Paul Goble
Staunton, Sept. 5 – Because members of numerically small peoples of the North and Far East are eligible for special benefits, many people have tried to claim that they are members and the Russian authorities have sought to limit their ability to make such claims and get those benefits.
This has led to corruption and also to court cases in which some individuals have won registration and others have not (windowoneurasia2.blogspot.com/2022/06/moscow-now-compiling-not-just-list-of.html and windowoneurasia2.blogspot.com/2024/02/russian-courts-rejecting-efforts-by.html).
Now, Magomedsalam Magomedov, a senior official of the Russian Presidential Administration, says that Moscow wants to compile a full and accurate listing of all the members of such groups to ensure fairness and prevent corruption (forumvostok.ru/programme/business-programme/?day=5.09.2024 and svpressa.ru/society/article/428572/).
At one level, of course, this is an entirely reasonable measure; but it is likely to involve purging some members from these groups and allowing others, including those with no ethnic ties to them, to gain access to membership and hence benefits.
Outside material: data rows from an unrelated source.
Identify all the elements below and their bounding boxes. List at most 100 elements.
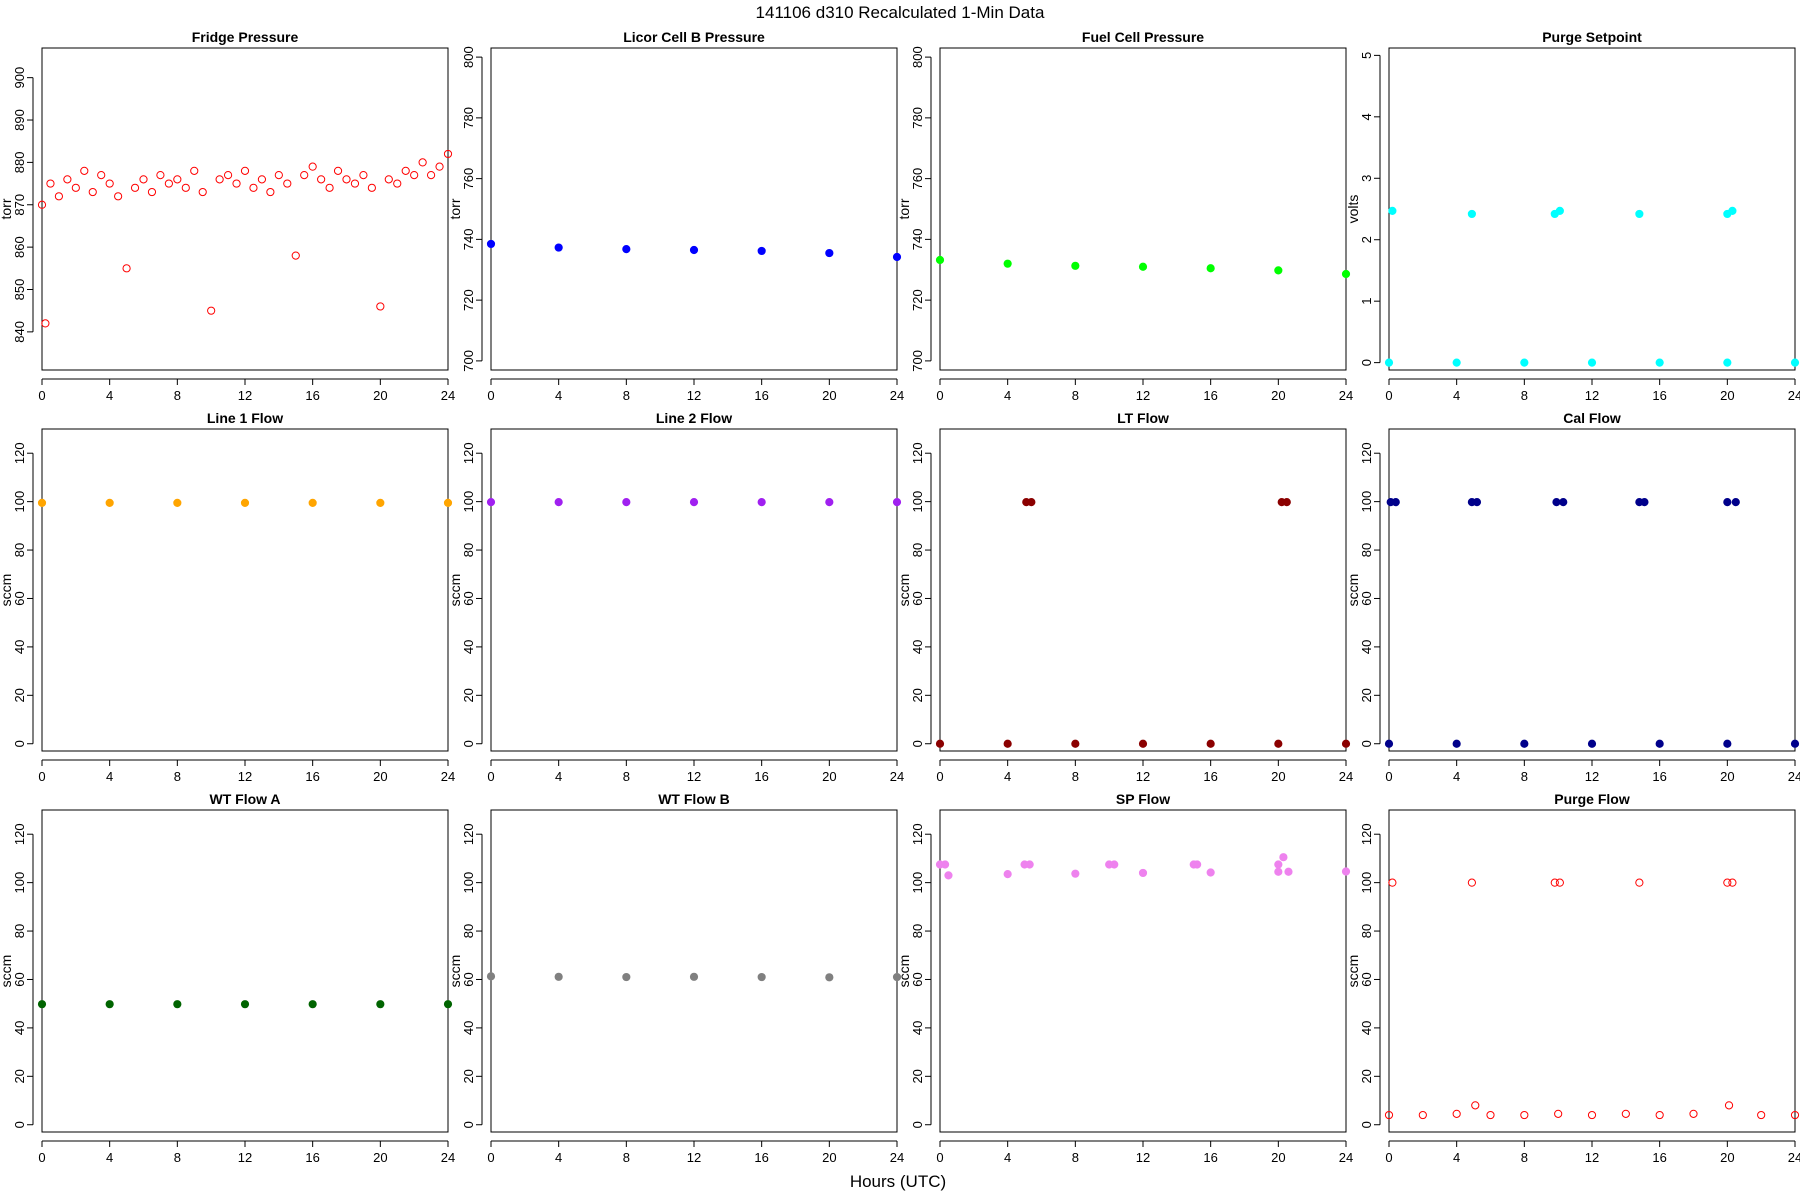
x-tick-label: 4	[106, 1150, 113, 1165]
data-point	[325, 183, 334, 192]
y-tick-label: 40	[461, 1021, 476, 1035]
x-tick-label: 4	[555, 769, 562, 784]
data-point	[1071, 869, 1080, 878]
data-point	[257, 175, 267, 184]
data-point	[1587, 739, 1597, 748]
data-point	[317, 175, 326, 184]
data-point	[1388, 206, 1397, 215]
data-point	[892, 972, 902, 982]
y-axis-label: sccm	[447, 574, 463, 607]
data-point	[1587, 1110, 1597, 1120]
data-point	[1621, 1109, 1630, 1118]
x-tick-label: 12	[1136, 769, 1150, 784]
y-tick-label: 700	[461, 350, 476, 372]
y-tick-label: 80	[910, 543, 925, 557]
x-tick-label: 8	[1072, 1150, 1079, 1165]
y-tick-label: 100	[910, 491, 925, 513]
x-tick-label: 0	[936, 388, 943, 403]
data-point	[105, 179, 114, 188]
y-tick-label: 2	[1359, 236, 1374, 243]
y-tick-label: 780	[461, 107, 476, 129]
data-point	[342, 175, 351, 184]
x-tick-label: 24	[1788, 388, 1800, 403]
x-tick-label: 0	[487, 388, 494, 403]
x-tick-label: 8	[623, 388, 630, 403]
y-tick-label: 840	[12, 321, 27, 343]
y-tick-label: 3	[1359, 175, 1374, 182]
y-tick-label: 780	[910, 107, 925, 129]
data-point	[376, 302, 385, 311]
y-tick-label: 1	[1359, 298, 1374, 305]
y-tick-label: 740	[461, 229, 476, 251]
series-1	[37, 1000, 453, 1009]
y-tick-label: 0	[12, 1121, 27, 1128]
y-axis-label: sccm	[1345, 955, 1361, 988]
data-point	[1452, 358, 1461, 367]
series-1	[486, 498, 902, 507]
y-tick-label: 0	[461, 1121, 476, 1128]
panel-fuel-cell-pressure: Fuel Cell Pressure torr 0 4 8 12 16 20 24 700 720 7…	[896, 29, 1353, 403]
y-tick-label: 60	[12, 591, 27, 605]
data-point	[1635, 209, 1644, 219]
y-tick-label: 60	[461, 972, 476, 986]
data-point	[1388, 878, 1397, 887]
data-point	[1384, 739, 1394, 748]
data-point	[181, 183, 190, 192]
x-tick-label: 8	[174, 769, 181, 784]
panel-title: Line 2 Flow	[656, 410, 732, 426]
panel-title: Fridge Pressure	[192, 29, 299, 45]
x-tick-label: 0	[487, 1150, 494, 1165]
data-point	[1284, 867, 1293, 876]
data-point	[215, 175, 224, 184]
x-tick-label: 16	[754, 388, 768, 403]
data-point	[207, 306, 216, 315]
x-tick-label: 8	[623, 1150, 630, 1165]
plot-frame	[1388, 428, 1796, 752]
plot-frame	[490, 428, 898, 752]
data-point	[401, 166, 410, 175]
x-tick-label: 12	[1585, 769, 1599, 784]
x-tick-label: 12	[238, 1150, 252, 1165]
data-point	[147, 187, 157, 197]
data-point	[88, 187, 97, 197]
data-point	[37, 200, 47, 209]
data-point	[1790, 739, 1800, 748]
x-tick-label: 12	[238, 769, 252, 784]
data-point	[1472, 498, 1482, 507]
x-tick-label: 0	[936, 769, 943, 784]
data-point	[291, 251, 300, 260]
data-point	[105, 1000, 114, 1009]
y-tick-label: 40	[12, 1021, 27, 1035]
data-point	[41, 319, 50, 328]
data-point	[554, 498, 563, 507]
panel-title: Line 1 Flow	[207, 410, 283, 426]
y-tick-label: 120	[1359, 442, 1374, 464]
x-tick-label: 24	[890, 769, 904, 784]
data-point	[435, 162, 444, 171]
data-point	[1554, 1109, 1563, 1118]
y-tick-label: 760	[910, 168, 925, 190]
data-point	[71, 183, 80, 192]
panel-title: Purge Setpoint	[1542, 29, 1642, 45]
x-tick-label: 24	[441, 388, 455, 403]
figure-x-axis-label: Hours (UTC)	[850, 1172, 946, 1191]
data-point	[1555, 206, 1564, 215]
data-point	[266, 187, 275, 197]
y-tick-label: 40	[910, 1021, 925, 1035]
data-point	[350, 179, 360, 188]
x-tick-label: 20	[1720, 388, 1734, 403]
data-point	[554, 972, 563, 981]
data-point	[1391, 498, 1400, 507]
x-tick-label: 24	[1788, 769, 1800, 784]
data-point	[1206, 264, 1215, 273]
data-point	[1723, 498, 1732, 507]
data-point	[232, 179, 241, 188]
plot-frame	[41, 809, 449, 1133]
x-tick-label: 24	[890, 388, 904, 403]
x-tick-label: 4	[555, 1150, 562, 1165]
series-1	[935, 739, 1351, 748]
y-tick-label: 20	[461, 1069, 476, 1083]
data-point	[1138, 868, 1148, 878]
x-tick-label: 8	[1072, 769, 1079, 784]
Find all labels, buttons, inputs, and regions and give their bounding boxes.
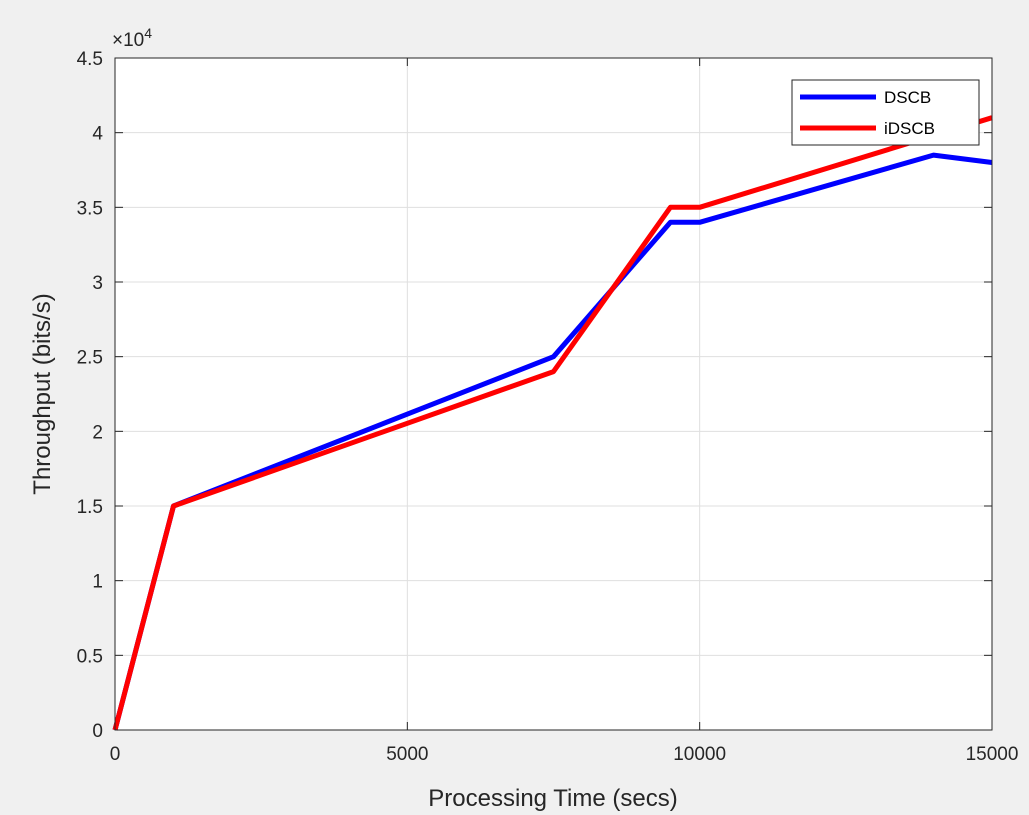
x-tick-label: 0 (110, 744, 121, 765)
y-exponent-multiplier: ×104 (112, 25, 152, 51)
x-tick-label: 10000 (673, 744, 726, 765)
x-tick-labels: 0 5000 10000 15000 (110, 744, 1019, 765)
legend: DSCB iDSCB (791, 79, 980, 146)
y-tick-label: 1.5 (77, 497, 103, 518)
y-tick-label: 0.5 (77, 646, 103, 667)
y-tick-label: 1 (92, 572, 103, 593)
x-tick-label: 15000 (966, 744, 1019, 765)
y-tick-labels: 0 0.5 1 1.5 2 2.5 3 3.5 4 4.5 (77, 49, 104, 742)
y-tick-label: 0 (92, 721, 103, 742)
legend-box (791, 79, 980, 146)
series-line-idscb (112, 115, 993, 731)
axes-box (114, 57, 993, 731)
y-tick-label: 3 (92, 273, 103, 294)
legend-label-dscb: DSCB (884, 88, 931, 107)
y-axis-label: Throughput (bits/s) (29, 293, 56, 494)
y-tick-label: 2.5 (77, 348, 103, 369)
legend-label-idscb: iDSCB (884, 119, 935, 138)
x-axis-label: Processing Time (secs) (428, 785, 677, 812)
y-tick-label: 4.5 (77, 49, 103, 70)
ticks (114, 57, 993, 731)
y-tick-label: 4 (92, 124, 103, 145)
series-layer (112, 115, 993, 731)
y-tick-label: 2 (92, 422, 103, 443)
plot-area (115, 58, 992, 730)
x-tick-label: 5000 (386, 744, 428, 765)
y-tick-label: 3.5 (77, 198, 103, 219)
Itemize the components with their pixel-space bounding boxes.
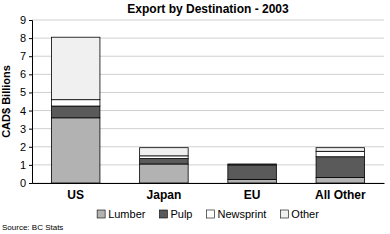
bar-segment [228, 179, 277, 183]
y-tick: 6 [20, 68, 32, 80]
y-tick: 2 [20, 141, 32, 153]
x-tick: Japan [147, 183, 182, 202]
y-tick-mark [29, 92, 32, 93]
legend-item: Pulp [159, 208, 192, 220]
y-tick: 4 [20, 105, 32, 117]
grid [32, 20, 384, 183]
legend: Lumber Pulp Newsprint Other [97, 208, 319, 220]
x-tick: All Other [315, 183, 366, 202]
bar-segment [51, 37, 100, 99]
series [51, 118, 364, 183]
legend-label: Newsprint [217, 208, 266, 220]
x-tick: US [67, 183, 84, 202]
y-tick-label: 5 [20, 86, 26, 98]
bar-segment [140, 164, 189, 183]
y-tick-mark [29, 111, 32, 112]
y-tick-mark [29, 74, 32, 75]
legend-item: Lumber [97, 208, 146, 220]
legend-swatch [280, 210, 288, 218]
legend-label: Other [291, 208, 319, 220]
bar-segment [140, 148, 189, 156]
series [51, 106, 364, 179]
x-tick-label: Japan [147, 188, 182, 202]
y-tick-label: 4 [20, 105, 26, 117]
legend-item: Newsprint [206, 208, 266, 220]
y-tick: 0 [20, 177, 32, 189]
legend-swatch [159, 210, 167, 218]
y-tick-mark [29, 147, 32, 148]
bar-segment [316, 157, 365, 178]
bar-segment [316, 148, 365, 152]
y-tick: 8 [20, 32, 32, 44]
chart: 0 1 2 3 4 5 6 7 8 9 US Japan EU All Other Export by De… [0, 0, 390, 234]
bar-segment [228, 163, 277, 164]
y-tick: 5 [20, 86, 32, 98]
y-tick-label: 8 [20, 32, 26, 44]
title: Export by Destination - 2003 [127, 2, 289, 16]
bar-segment [228, 163, 277, 165]
y-tick-label: 0 [20, 177, 26, 189]
bar-segment [51, 106, 100, 118]
y-tick-label: 9 [20, 14, 26, 26]
y-tick: 3 [20, 123, 32, 135]
x-axis: US Japan EU All Other [33, 183, 385, 202]
y-tick-mark [29, 20, 32, 21]
bar-segment [316, 151, 365, 156]
y-tick-mark [29, 38, 32, 39]
y-tick-label: 6 [20, 68, 26, 80]
y-tick-label: 2 [20, 141, 26, 153]
legend-swatch [206, 210, 214, 218]
bar-segment [140, 159, 189, 164]
series [51, 37, 364, 156]
grid-line [32, 20, 384, 21]
y-tick-mark [29, 183, 32, 184]
y-tick: 1 [20, 159, 32, 171]
bar-segment [51, 118, 100, 183]
y-axis-title: CAD$ Billions [0, 65, 12, 138]
bars [51, 37, 364, 183]
legend-swatch [97, 210, 105, 218]
x-axis-line [33, 183, 385, 184]
bar-segment [228, 165, 277, 179]
y-axis: 0 1 2 3 4 5 6 7 8 9 [20, 14, 33, 189]
y-tick: 7 [20, 50, 32, 62]
x-tick-label: All Other [315, 188, 366, 202]
bar-segment [51, 100, 100, 106]
legend-label: Pulp [170, 208, 192, 220]
bar-segment [140, 156, 189, 159]
x-tick-label: EU [244, 188, 261, 202]
y-tick-label: 3 [20, 123, 26, 135]
y-axis-line [29, 21, 33, 184]
y-tick-mark [29, 56, 32, 57]
legend-item: Other [280, 208, 319, 220]
bar-segment [316, 178, 365, 183]
y-tick-label: 7 [20, 50, 26, 62]
plot: 0 1 2 3 4 5 6 7 8 9 US Japan EU All Other [20, 14, 385, 202]
y-tick: 9 [20, 14, 32, 26]
source-note: Source: BC Stats [2, 223, 63, 232]
series [51, 100, 364, 165]
x-tick-label: US [67, 188, 84, 202]
y-tick-mark [29, 129, 32, 130]
y-tick-mark [29, 165, 32, 166]
legend-label: Lumber [108, 208, 146, 220]
y-tick-label: 1 [20, 159, 26, 171]
x-tick: EU [244, 183, 261, 202]
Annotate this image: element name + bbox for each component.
But this step points to an even more serious change in Moscow’s policies regarding nationalities more generally.
The approach Magomedov is advocating for the peoples of the north and the far east could easily be extended to smaller ethnic communities in the Caucasus and even to larger nations within the current borders of the Russian Federation, a move that would give Moscow even greater powers to control the situation but spark more anger and activism in these groups.